Вопрос был задан столь серьезно, будто в желании иметь бамбук заключалось что-то преступное. Шура как бы прикидывал, не собираемся ли мы при помощи бамбука нарушить общественный порядок.
Орлов объяснил, в чем дело, и не забыл похвалить этюды, напирая на их сочность. Милиционер-Шура-художник-любитель немного смягчился.
— Да бросьте вы, ребята, этот бамбук, — неожиданно сказал он, — хотите, я вам граммофон отдам?
— Граммофон? Но мы в связи с бамбуком…
— Берите граммофон. Пружину вставите — будет играть. А бамбук — ладно. Потом как-нибудь и бамбук достанем.
Я растерянно поглядел на Орлова и увидел в глазах его жалобный и дружеский блеск. Ему явно хотелось иметь граммофон. Я перевел взгляд на милиционера и понял, что надо выбирать: или бамбук, или граммофон.
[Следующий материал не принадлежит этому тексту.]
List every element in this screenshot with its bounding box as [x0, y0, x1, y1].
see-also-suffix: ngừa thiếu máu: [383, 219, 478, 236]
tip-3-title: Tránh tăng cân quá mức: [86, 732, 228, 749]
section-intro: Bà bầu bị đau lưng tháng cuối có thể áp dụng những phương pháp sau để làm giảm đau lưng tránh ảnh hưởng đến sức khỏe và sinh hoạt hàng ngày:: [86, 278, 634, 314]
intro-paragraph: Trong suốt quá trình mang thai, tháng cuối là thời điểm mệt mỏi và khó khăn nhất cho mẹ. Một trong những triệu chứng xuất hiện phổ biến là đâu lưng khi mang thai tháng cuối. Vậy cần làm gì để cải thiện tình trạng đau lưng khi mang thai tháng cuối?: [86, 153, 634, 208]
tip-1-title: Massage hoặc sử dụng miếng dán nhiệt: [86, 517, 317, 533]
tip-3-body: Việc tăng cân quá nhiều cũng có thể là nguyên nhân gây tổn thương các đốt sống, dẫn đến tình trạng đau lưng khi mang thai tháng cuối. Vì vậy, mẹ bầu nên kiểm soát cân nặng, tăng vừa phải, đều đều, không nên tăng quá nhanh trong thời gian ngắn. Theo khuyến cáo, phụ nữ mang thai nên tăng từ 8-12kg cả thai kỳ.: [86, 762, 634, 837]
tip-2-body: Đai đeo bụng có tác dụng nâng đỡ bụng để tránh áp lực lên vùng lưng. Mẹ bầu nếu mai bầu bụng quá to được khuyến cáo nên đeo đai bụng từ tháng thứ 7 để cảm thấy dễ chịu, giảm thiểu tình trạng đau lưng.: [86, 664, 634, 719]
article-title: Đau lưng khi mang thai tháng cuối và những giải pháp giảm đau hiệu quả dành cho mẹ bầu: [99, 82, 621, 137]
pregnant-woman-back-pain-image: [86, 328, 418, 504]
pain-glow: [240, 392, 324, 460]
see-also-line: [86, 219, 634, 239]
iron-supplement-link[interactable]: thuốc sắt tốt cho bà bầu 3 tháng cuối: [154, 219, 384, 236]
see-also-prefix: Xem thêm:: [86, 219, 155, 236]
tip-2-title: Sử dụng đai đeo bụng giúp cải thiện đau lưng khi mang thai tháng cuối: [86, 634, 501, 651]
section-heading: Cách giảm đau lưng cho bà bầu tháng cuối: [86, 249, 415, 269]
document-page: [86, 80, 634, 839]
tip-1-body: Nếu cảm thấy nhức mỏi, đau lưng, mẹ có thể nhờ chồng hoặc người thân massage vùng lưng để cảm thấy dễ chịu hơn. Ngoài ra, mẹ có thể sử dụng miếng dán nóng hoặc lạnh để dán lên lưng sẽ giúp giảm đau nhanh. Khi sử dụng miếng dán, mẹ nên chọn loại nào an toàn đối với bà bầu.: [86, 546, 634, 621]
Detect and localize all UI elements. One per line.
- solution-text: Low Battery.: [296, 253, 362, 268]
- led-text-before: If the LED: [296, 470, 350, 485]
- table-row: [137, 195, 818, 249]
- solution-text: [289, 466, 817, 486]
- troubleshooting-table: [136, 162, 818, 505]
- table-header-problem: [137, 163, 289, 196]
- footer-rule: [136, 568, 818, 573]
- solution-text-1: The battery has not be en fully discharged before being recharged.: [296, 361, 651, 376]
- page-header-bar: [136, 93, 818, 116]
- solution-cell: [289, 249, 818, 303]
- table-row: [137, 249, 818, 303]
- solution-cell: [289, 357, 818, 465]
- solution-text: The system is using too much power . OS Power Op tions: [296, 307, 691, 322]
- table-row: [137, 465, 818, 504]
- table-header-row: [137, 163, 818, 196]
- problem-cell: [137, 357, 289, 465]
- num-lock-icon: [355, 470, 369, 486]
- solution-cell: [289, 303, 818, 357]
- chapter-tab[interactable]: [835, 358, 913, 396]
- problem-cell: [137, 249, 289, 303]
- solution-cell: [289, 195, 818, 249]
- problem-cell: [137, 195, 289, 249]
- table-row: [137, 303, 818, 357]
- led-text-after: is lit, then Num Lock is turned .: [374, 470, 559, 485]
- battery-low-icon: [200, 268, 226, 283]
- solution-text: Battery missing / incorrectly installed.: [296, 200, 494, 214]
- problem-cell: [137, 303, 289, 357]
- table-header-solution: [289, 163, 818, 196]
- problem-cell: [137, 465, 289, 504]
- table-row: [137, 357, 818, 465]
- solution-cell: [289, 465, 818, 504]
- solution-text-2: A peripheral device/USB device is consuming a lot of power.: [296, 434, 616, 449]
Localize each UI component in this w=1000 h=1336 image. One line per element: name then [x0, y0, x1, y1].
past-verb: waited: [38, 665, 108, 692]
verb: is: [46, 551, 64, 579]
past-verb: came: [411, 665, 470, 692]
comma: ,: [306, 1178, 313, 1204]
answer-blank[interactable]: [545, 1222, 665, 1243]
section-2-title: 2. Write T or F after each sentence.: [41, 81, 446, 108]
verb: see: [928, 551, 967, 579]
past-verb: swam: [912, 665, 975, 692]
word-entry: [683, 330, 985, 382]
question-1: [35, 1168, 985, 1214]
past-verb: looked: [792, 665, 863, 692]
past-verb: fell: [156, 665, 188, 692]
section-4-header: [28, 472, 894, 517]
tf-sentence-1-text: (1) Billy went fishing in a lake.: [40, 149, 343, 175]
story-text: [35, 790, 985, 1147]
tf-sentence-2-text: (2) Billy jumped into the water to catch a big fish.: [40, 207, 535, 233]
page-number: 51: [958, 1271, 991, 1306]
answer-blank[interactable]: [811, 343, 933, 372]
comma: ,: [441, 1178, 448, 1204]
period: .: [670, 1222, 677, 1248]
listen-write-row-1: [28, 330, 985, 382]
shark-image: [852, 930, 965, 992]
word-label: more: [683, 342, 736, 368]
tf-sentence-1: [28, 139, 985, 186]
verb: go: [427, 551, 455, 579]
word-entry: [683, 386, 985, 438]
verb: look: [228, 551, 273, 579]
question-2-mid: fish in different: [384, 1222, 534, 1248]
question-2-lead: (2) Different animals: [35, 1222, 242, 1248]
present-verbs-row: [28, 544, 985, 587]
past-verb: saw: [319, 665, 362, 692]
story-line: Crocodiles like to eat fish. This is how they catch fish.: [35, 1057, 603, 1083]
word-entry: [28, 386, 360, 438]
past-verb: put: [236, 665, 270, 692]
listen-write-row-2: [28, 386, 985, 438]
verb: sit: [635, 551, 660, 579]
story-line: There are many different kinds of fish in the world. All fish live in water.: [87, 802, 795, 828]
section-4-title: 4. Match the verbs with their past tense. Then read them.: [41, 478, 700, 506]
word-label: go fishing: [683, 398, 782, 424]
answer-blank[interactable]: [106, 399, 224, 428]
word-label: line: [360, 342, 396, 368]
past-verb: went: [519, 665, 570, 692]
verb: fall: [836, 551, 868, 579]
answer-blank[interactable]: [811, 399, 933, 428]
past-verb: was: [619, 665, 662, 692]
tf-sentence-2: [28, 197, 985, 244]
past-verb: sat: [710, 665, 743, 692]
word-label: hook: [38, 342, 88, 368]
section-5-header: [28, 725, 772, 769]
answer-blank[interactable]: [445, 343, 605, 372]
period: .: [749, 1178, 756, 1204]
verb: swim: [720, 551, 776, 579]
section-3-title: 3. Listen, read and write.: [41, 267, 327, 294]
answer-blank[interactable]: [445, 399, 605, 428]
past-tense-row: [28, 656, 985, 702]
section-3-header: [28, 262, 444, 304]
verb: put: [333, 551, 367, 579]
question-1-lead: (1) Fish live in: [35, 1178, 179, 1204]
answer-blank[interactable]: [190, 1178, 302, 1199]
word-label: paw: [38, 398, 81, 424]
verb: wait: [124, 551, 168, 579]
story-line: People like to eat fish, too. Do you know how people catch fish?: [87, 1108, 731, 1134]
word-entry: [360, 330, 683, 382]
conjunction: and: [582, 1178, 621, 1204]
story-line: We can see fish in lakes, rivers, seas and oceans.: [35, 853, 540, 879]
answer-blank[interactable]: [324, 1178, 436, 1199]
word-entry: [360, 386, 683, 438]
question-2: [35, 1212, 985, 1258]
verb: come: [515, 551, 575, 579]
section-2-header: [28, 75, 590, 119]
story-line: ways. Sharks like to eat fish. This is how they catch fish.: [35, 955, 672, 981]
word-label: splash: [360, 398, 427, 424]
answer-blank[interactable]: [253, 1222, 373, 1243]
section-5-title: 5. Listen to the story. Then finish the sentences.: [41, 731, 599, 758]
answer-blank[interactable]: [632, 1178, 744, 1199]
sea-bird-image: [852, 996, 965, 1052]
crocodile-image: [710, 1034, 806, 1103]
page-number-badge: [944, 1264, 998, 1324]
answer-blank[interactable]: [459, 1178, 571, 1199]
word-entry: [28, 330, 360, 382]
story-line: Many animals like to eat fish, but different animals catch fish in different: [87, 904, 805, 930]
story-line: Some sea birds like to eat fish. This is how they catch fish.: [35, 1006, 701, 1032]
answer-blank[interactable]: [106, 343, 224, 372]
— Хороший граммофон, — пояснил Шура, превращаясь в художника. — Мне его одна бабка перед смертью подарила. Смотрите какая труба!
— Давай и граммофон и бамбук, — не выдержал Орлов. Усы его распустили крылья, принакрыли гору бороды.
— Не много ли? — сказал Шура, и взгляд его двинулся в милицейскую сторону.
— Погодите! — сказал я. — Какой еще граммофон! Вы же обещали нам бамбук показать.
— Да на улицу выходить неохота, — признался милиционер-художник. — Надоела эта метель, совсем замерз на посту. А там еще в подвал лезть. Лучше бы посидели, о живописи поговорили… Ну ладно, раз обещал, покажу. А граммофон сам починять буду.
За полночь метель разыгралась всерьез. Снежные плети хлестали по лицу, фонари в Сухаревском переулке скрипели и стучали, болтаясь под железными колпаками.
Я замерз, но веселился про себя, мне казалось смешно — ночью, в метель, идти по Москве за бамбуком. Орлов отставал. Его тормозил оставшийся граммофон.
— Я не уверен, что это бамбук, — говорил милиционер-художник. — Торчит из подвала что-то, какие-то деревянные трубы.
— Вот видишь, — сердито шептал Орлов. — Надо было брать граммофон.
Проходными заснеженными дворами подошли мы к трехэтажному дому. Окна его были темны, а стекла выбиты, и метель свободно залетала внутрь, кружилась там и выла, свивала снежные гнезда.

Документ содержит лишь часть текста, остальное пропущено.